Cooperating in cracking down on illegal border trade was foremost among issues the Thai and Cambodian militaries agreed to at a meeting Wednesday in Phnom Penh, said Cambodia’s commander-in-chief.
“Both sides agreed to provide cooperation on protecting, preventing and cracking down on smuggling by determining very specific and clear measures,” General Ke Kim Yan said at a press conference also attended by Thai Supreme Commander General Mongkon Ampornpisit.
Smuggling in the northwestern region bordering Thailand is a major problem that must be addressed immediately, Ke Kim Yan said.

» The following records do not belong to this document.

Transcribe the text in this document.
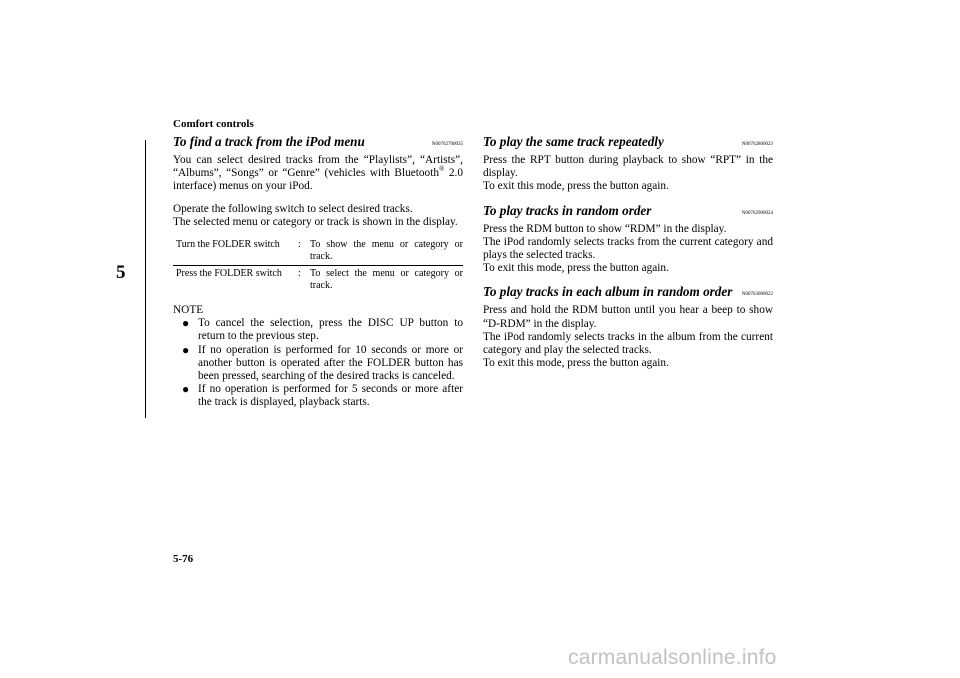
Comfort controls
5
To find a track from the iPod menu	N00762700035

You can select desired tracks from the “Playlists”, “Artists”, “Albums”, “Songs” or “Genre” (vehicles with Bluetooth® 2.0 interface) menus on your iPod.

Operate the following switch to select desired tracks.

The selected menu or category or track is shown in the display.

Turn the FOLDER switch	:	To show the menu or category or track.
Press the FOLDER switch	:	To select the menu or category or track.
NOTE
● To cancel the selection, press the DISC UP button to return to the previous step.
● If no operation is performed for 10 seconds or more or another button is operated after the FOLDER button has been pressed, searching of the desired tracks is canceled.
● If no operation is performed for 5 seconds or more after the track is displayed, playback starts.
To play the same track repeatedly	N00762800023

Press the RPT button during playback to show “RPT” in the display.

To exit this mode, press the button again.

To play tracks in random order	N00762900024

Press the RDM button to show “RDM” in the display.

The iPod randomly selects tracks from the current category and plays the selected tracks.

To exit this mode, press the button again.

To play tracks in each album in random order N00763000022

Press and hold the RDM button until you hear a beep to show “D-RDM” in the display.

The iPod randomly selects tracks in the album from the current category and play the selected tracks.

To exit this mode, press the button again.

5-76
carmanualsonline.info
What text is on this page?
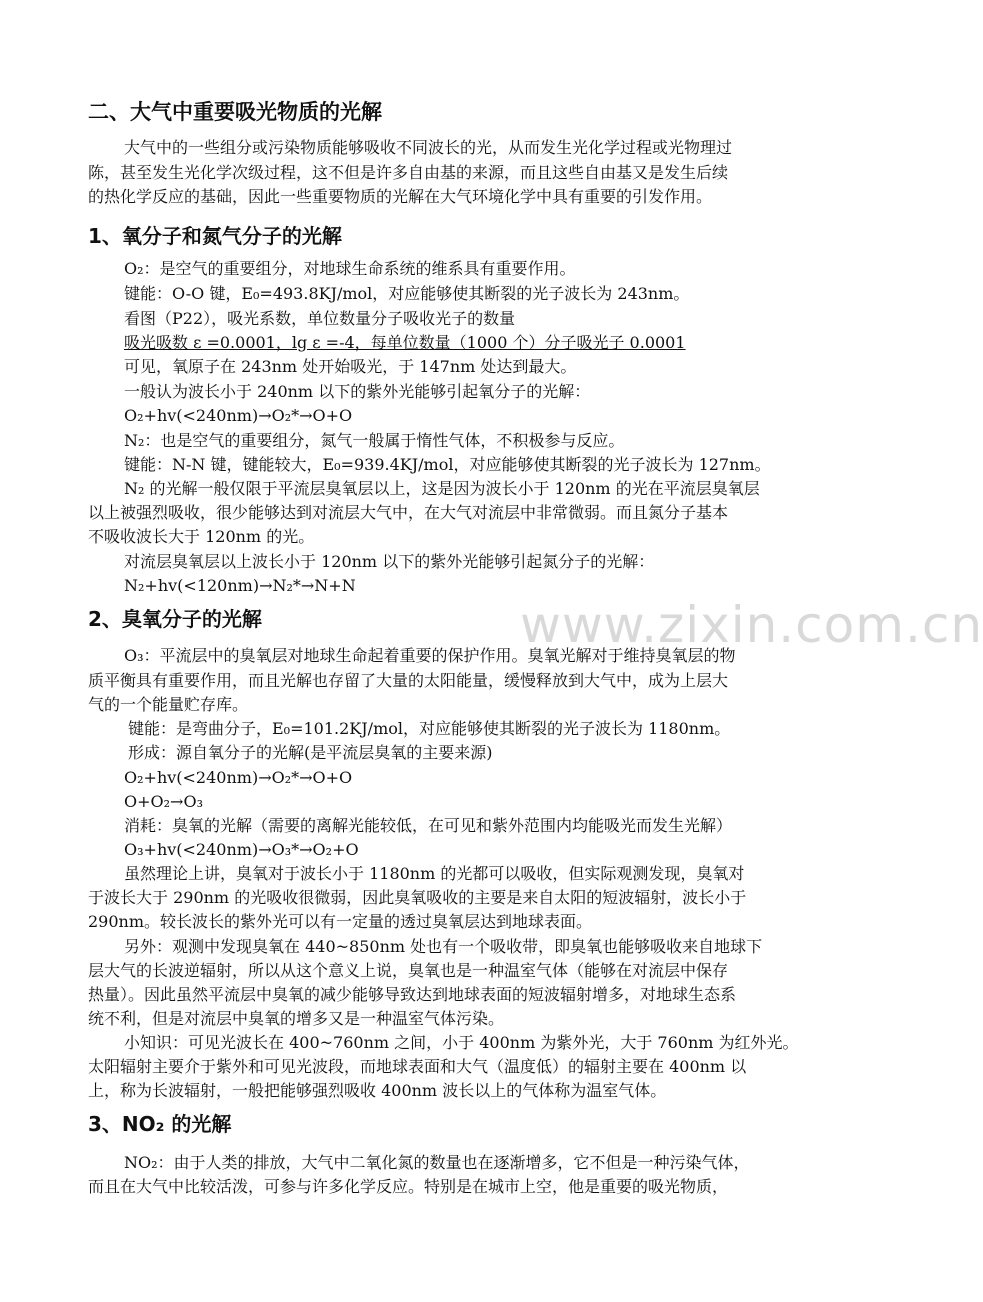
www.zixin.com.cn
二、大气中重要吸光物质的光解
大气中的一些组分或污染物质能够吸收不同波长的光，从而发生光化学过程或光物理过
陈，甚至发生光化学次级过程，这不但是许多自由基的来源，而且这些自由基又是发生后续
的热化学反应的基础，因此一些重要物质的光解在大气环境化学中具有重要的引发作用。
1、氧分子和氮气分子的光解
O₂：是空气的重要组分，对地球生命系统的维系具有重要作用。
键能：O-O 键，E₀=493.8KJ/mol，对应能够使其断裂的光子波长为 243nm。
看图（P22），吸光系数，单位数量分子吸收光子的数量
吸光吸数 ε =0.0001，lg ε =-4，每单位数量（1000 个）分子吸光子 0.0001
可见，氧原子在 243nm 处开始吸光，于 147nm 处达到最大。
一般认为波长小于 240nm 以下的紫外光能够引起氧分子的光解：
O₂+hv(<240nm)→O₂*→O+O
N₂：也是空气的重要组分，氮气一般属于惰性气体，不积极参与反应。
键能：N-N 键，键能较大，E₀=939.4KJ/mol，对应能够使其断裂的光子波长为 127nm。
N₂ 的光解一般仅限于平流层臭氧层以上，这是因为波长小于 120nm 的光在平流层臭氧层
以上被强烈吸收，很少能够达到对流层大气中，在大气对流层中非常微弱。而且氮分子基本
不吸收波长大于 120nm 的光。
对流层臭氧层以上波长小于 120nm 以下的紫外光能够引起氮分子的光解：
N₂+hv(<120nm)→N₂*→N+N
2、臭氧分子的光解
O₃：平流层中的臭氧层对地球生命起着重要的保护作用。臭氧光解对于维持臭氧层的物
质平衡具有重要作用，而且光解也存留了大量的太阳能量，缓慢释放到大气中，成为上层大
气的一个能量贮存库。
键能：是弯曲分子，E₀=101.2KJ/mol，对应能够使其断裂的光子波长为 1180nm。
形成：源自氧分子的光解(是平流层臭氧的主要来源)
O₂+hv(<240nm)→O₂*→O+O
O+O₂→O₃
消耗：臭氧的光解（需要的离解光能较低，在可见和紫外范围内均能吸光而发生光解）
O₃+hv(<240nm)→O₃*→O₂+O
虽然理论上讲，臭氧对于波长小于 1180nm 的光都可以吸收，但实际观测发现，臭氧对
于波长大于 290nm 的光吸收很微弱，因此臭氧吸收的主要是来自太阳的短波辐射，波长小于
290nm。较长波长的紫外光可以有一定量的透过臭氧层达到地球表面。
另外：观测中发现臭氧在 440~850nm 处也有一个吸收带，即臭氧也能够吸收来自地球下
层大气的长波逆辐射，所以从这个意义上说，臭氧也是一种温室气体（能够在对流层中保存
热量）。因此虽然平流层中臭氧的减少能够导致达到地球表面的短波辐射增多，对地球生态系
统不利，但是对流层中臭氧的增多又是一种温室气体污染。
小知识：可见光波长在 400~760nm 之间，小于 400nm 为紫外光，大于 760nm 为红外光。
太阳辐射主要介于紫外和可见光波段，而地球表面和大气（温度低）的辐射主要在 400nm 以
上，称为长波辐射，一般把能够强烈吸收 400nm 波长以上的气体称为温室气体。
3、NO₂ 的光解
NO₂：由于人类的排放，大气中二氧化氮的数量也在逐渐增多，它不但是一种污染气体，
而且在大气中比较活泼，可参与许多化学反应。特别是在城市上空，他是重要的吸光物质，
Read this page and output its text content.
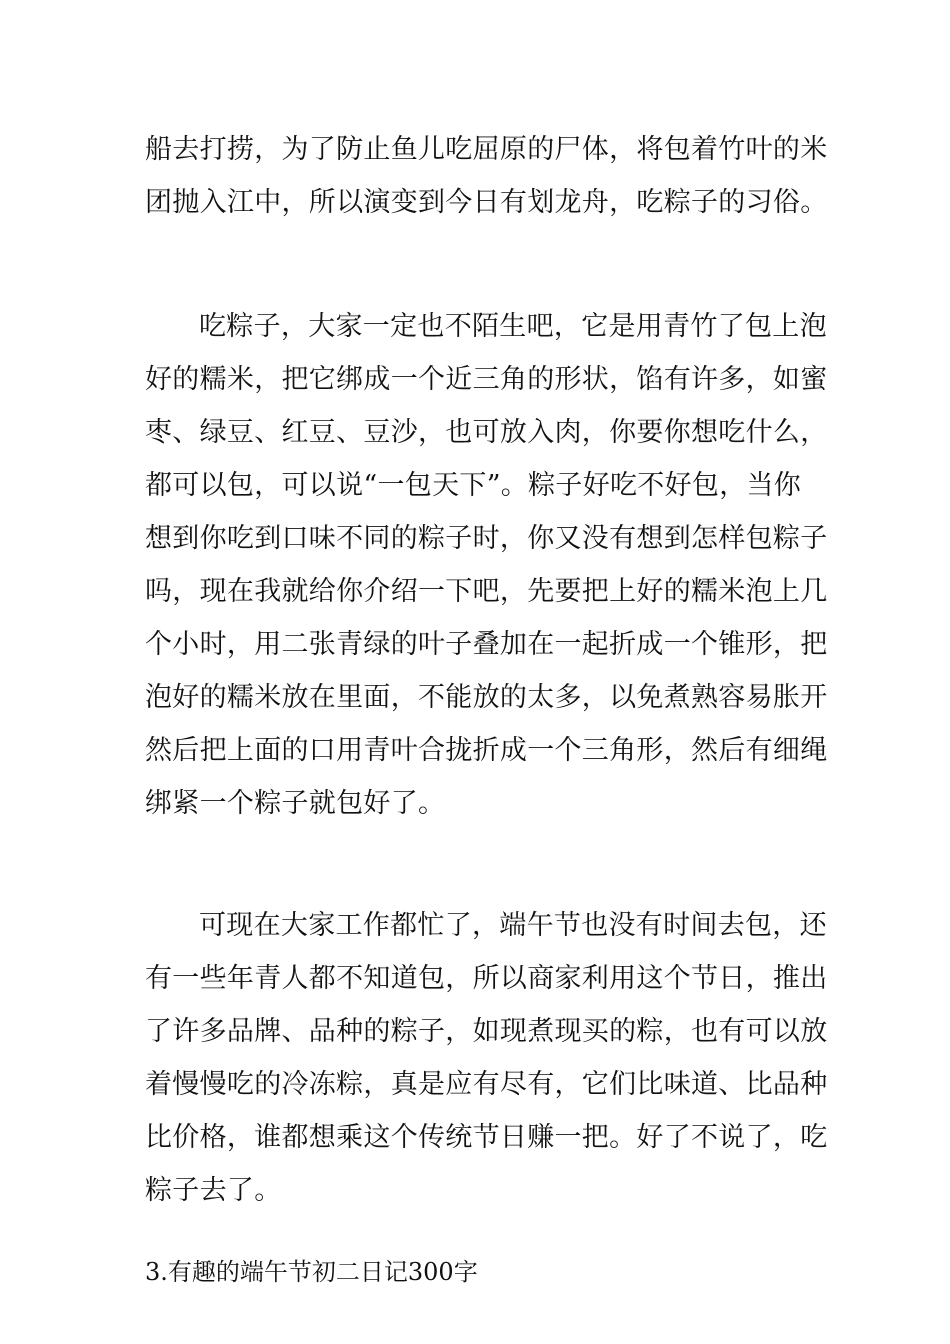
船去打捞，为了防止鱼儿吃屈原的尸体，将包着竹叶的米
团抛入江中，所以演变到今日有划龙舟，吃粽子的习俗。
吃粽子，大家一定也不陌生吧，它是用青竹了包上泡
好的糯米，把它绑成一个近三角的形状，馅有许多，如蜜
枣、绿豆、红豆、豆沙，也可放入肉，你要你想吃什么，
都可以包，可以说“一包天下”。粽子好吃不好包，当你
想到你吃到口味不同的粽子时，你又没有想到怎样包粽子
吗，现在我就给你介绍一下吧，先要把上好的糯米泡上几
个小时，用二张青绿的叶子叠加在一起折成一个锥形，把
泡好的糯米放在里面，不能放的太多，以免煮熟容易胀开
然后把上面的口用青叶合拢折成一个三角形，然后有细绳
绑紧一个粽子就包好了。
可现在大家工作都忙了，端午节也没有时间去包，还
有一些年青人都不知道包，所以商家利用这个节日，推出
了许多品牌、品种的粽子，如现煮现买的粽，也有可以放
着慢慢吃的冷冻粽，真是应有尽有，它们比味道、比品种
比价格，谁都想乘这个传统节日赚一把。好了不说了，吃
粽子去了。
3.有趣的端午节初二日记300字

The goods smuggled range from everyday commodities and timber to historic relics.
The two countries agreed to naval cooperation, settling border disputes through negotiations, repatriating displaced persons, preventing illegal immigration, protecting tourists and cracking down on crime along the border.
However, the joint Thai-Cambodian communiqué offered no details on how the agreement would be implemented.
One military analyst, while generally praising the agreement as “necessary” because of the long and porous border between Thailand and Cambodia, was cautious about the extent to which the pact would be followed.
“Enforcing it is another thing,” he said. “I think it will be on a selective basis, when it’s convenient for both sides…and does not involve politics.”
In particular, the military analyst said the agreement “on paper” would facilitate the Thais taking tycoon Teng Bunma into custody and Cambodians apprehending Khmer Rouge leader Ta Mok. However, he was doubtful either arrest would occur.
The joint communiqué marks the second meeting of the Border Peacekeeping Committee, an institution established by Cambodia and Thailand in 1995 to assist in border cooperation. The first was held in May 1997.